For some time I just couldn’t force myself to look at how the experimenter unceremoniously paw the helplessly hanging testicles, their defenseless tense members standing, as in the head holes, into the urethra, electrodes and sperm receptors were inserted for forced stimulation ...

It so dumbfounded me that in the first minutes I turned away when a new donor appeared and tried to pay attention to “torture” as little as possible.

However, the head of my practice gradually taught me to assume that direct participation and assistance in conducting experiments - I just can not avoid!

Moreover, I will have to display in my report all the data, and describe the behavior of each of the 15 volunteers during the experiments on them ...

On the first day I was attracted to the packaging and preservation of sperm still hot from human heat - in spec. containers to be sent to artificial insemination centers ...

In general, this practice, although it had a purely medical purpose, became a serious moral test for my entire nervous system.

My only distraction and joy was YOU, able to dispel me from unpleasant thoughts, to caress and comfort me.

And in the future, I decided not to ask my father quickly, before it was too late, to change my strange practice - and ONLY BECAUSE that would lead to our separation! And I absolutely did not want this.

I mentally overcame myself, and in the evening I conscientiously and diligently learned the lessons that Maria Ilinichna presented to me!

However, while not able to force myself to touch the bare male parts of the body ...

And I considered it an unforgivable mistake if I couldn’t share with you all that I saw and that made such a strong impression on me! Even if this information was a medical secret! I already knew for sure that you are a decent guy and you will not talk about it wherever you get!
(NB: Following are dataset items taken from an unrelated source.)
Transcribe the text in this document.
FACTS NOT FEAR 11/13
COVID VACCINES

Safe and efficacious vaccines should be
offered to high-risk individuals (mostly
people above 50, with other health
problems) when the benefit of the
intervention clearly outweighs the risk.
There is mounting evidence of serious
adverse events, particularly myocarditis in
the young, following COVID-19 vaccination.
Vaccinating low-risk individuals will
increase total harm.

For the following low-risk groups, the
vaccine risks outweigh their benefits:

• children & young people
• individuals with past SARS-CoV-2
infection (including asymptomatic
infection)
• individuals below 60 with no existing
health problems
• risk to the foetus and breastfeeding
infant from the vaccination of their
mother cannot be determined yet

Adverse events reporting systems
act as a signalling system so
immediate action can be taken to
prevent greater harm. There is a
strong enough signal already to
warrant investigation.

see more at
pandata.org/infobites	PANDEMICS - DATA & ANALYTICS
Mentally for me you became like a part of me!

And having told about all THIS - I expected from you both moral support, and calm, and your advice, and perhaps practical help in the arising difficulties ...

When I saw your excitement at my story, I naively suggested that it excited you, as well as me, in the first minutes of the realization of the harsh reality of life ...

Then I just could not help but share new impressions for yesterday evening’s series of studies, and by itself it turned out that I realized that you are my only and faithful friend, capable of responding and tender feelings, that it is YOU who can fully understand me, understand my emotions and secret desires of my young body!

After all, I am a girl, and I have every right to feel or not feel attracted to a guy!

At the same time, I knew that, passing the usual boundaries of etiquette, I trust my innocence and honor to the ONLY friend in the world, and not only to a friend, but to a like-minded person and a possible partner!